Adrian has a cat. What happened was this:
When he was young and working for the King Thief of London -- that was a position of some prestige where he came from -- he had occasion to break into British Intelligence Service Headquarters with the intent of removing papers therefrom.
He got caught at it. This is one of those hazards of the thieving profession. And while he stuck knives into several Service agents, in the end he got subdued. His kneecap was dislocated in the process and it never did get entirely right again, which no doubt served as a reminder to avoid physical confrontation where possible. For anyone who's read some of the other books, Doyle's the one who did that to his knee.

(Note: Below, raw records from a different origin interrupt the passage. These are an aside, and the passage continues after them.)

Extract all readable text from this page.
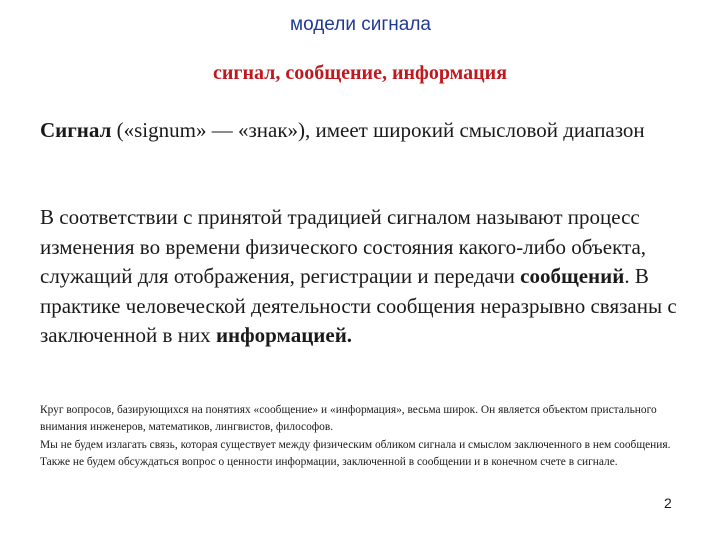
модели сигнала
сигнал, сообщение, информация
Сигнал («signum» — «знак»), имеет широкий смысловой диапазон
В соответствии с принятой традицией сигналом называют процесс изменения во времени физического состояния какого-либо объекта, служащий для отображения, регистрации и передачи сообщений. В практике человеческой деятельности сообщения неразрывно связаны с заключенной в них информацией.

Круг вопросов, базирующихся на понятиях «сообщение» и «информация», весьма широк. Он является объектом пристального внимания инженеров, математиков, лингвистов, философов.

Мы не будем излагать связь, которая существует между физическим обликом сигнала и смыслом заключенного в нем сообщения. Также не будем обсуждаться вопрос о ценности информации, заключенной в сообщении и в конечном счете в сигнале.

2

In any case, Adrian ended up in a secure room in the attic where the Service put people they hadn't decided what to do with yet. It had a flap on the door for passing food in.
Adrian was laid up on a mat with his leg strapped to a board. This was tedious for him, even though he had the excitement of waiting for the Service to turn him over to the hangman. A bumbling six-week-old kitten pushed through the door flap every day. Adrian called it 'Cat' and started feeding it the best of his food and teaching it to fetch and so on.
It was Adrian's treatment of Cat that told the British Service the boy was worth keeping alive.
What sparked this book? Was it a character? An historical event? A scene you just couldn’t get out of your head?
I had some readers mention that they'd like to see a book with Adrian as the main character. I guess I was responding to that, initially. But when I started thinking about it, I got excited by the idea of giving Adrian his own happy ending.
I really like him as a character.
Did you have to do any major research for this book? Did you stumble across anything really interesting that you didn’t already know?
I always have to do major research.
Research on the Louvre building. There was a lot of that.
Research on assassination attempts on Napoleon. People just kept doing this, did you know? Going after that man with poison and pistol. I had no idea.
So I sat down and asked myself how one would go about killing the man and it turns out somebody or other had tried just about everything under the sun, so I was authentic no matter what I did.
I guess what surprised me most was that one of the earliest fire extinguishing pumps ever was installed in the Louvre just before my story takes place. So cool.
What/Who do you like to read?
I mostly read nonfiction, when I'm kicking my feet up and relaxing. I do enjoy journals and letters of the period I'm writing in. My fiction is a pretty mixed bag. Some Romance, some Fantasy, and the occasional mystery.
Right now I'm reading Stephen King's On Writing, Thomas Allen's George Washington, Spymaster, (Spymaster. Now that's a good title,) William McNeil's Plagues and People, and Alfred Cobham, Aspects of the French Revolution.
In fiction I've been doing a bunch of YA lately. Recently finished Julie Kagawa's The Iron King, Mary Stewart's Merlin trilogy, and Mercedes Lackey's The Fire Rose. I'm in the middle of Mary Jo Putney's Kiss of Fate. Next on the fiction bookshelf are Joann Ross', Out of the Mist, Emma Bull, War for the Oaks and Rhys Bowen, Her Royal Spyness.
Care to share a bit about your writing process? Are you a pantser or a plotter? Do you write multiple drafts or clean up as you go?
I have been trying to outline more and plan more so I don't end up doing these multiple drafts. I hate to write my way down a blind alley and then have to throw out lovely writing.
So you could call my method, 'in transition.'
What are you planning to work on next?
This book that's coming out now is Black Hawk. It's Adrian's story, as I say.
In Black Hawk, we have a spy for England and a spy for France, one each. Adrian Hawkhurst and Justine DeCabrillac. In the small spy community of Europe, everybody knows everybody else. These two have been friends and enemies and cautious allies and sometimes lovers.
But they can't be together. They can never wholly trust each other. This business of being on opposite sides in a long war is a complicating factor of great magnitude.
Now, after the war is over, someone's out to kill Justine . . . And frame Hawker for the deed.
The story after this, getting to your question, is Pax's story.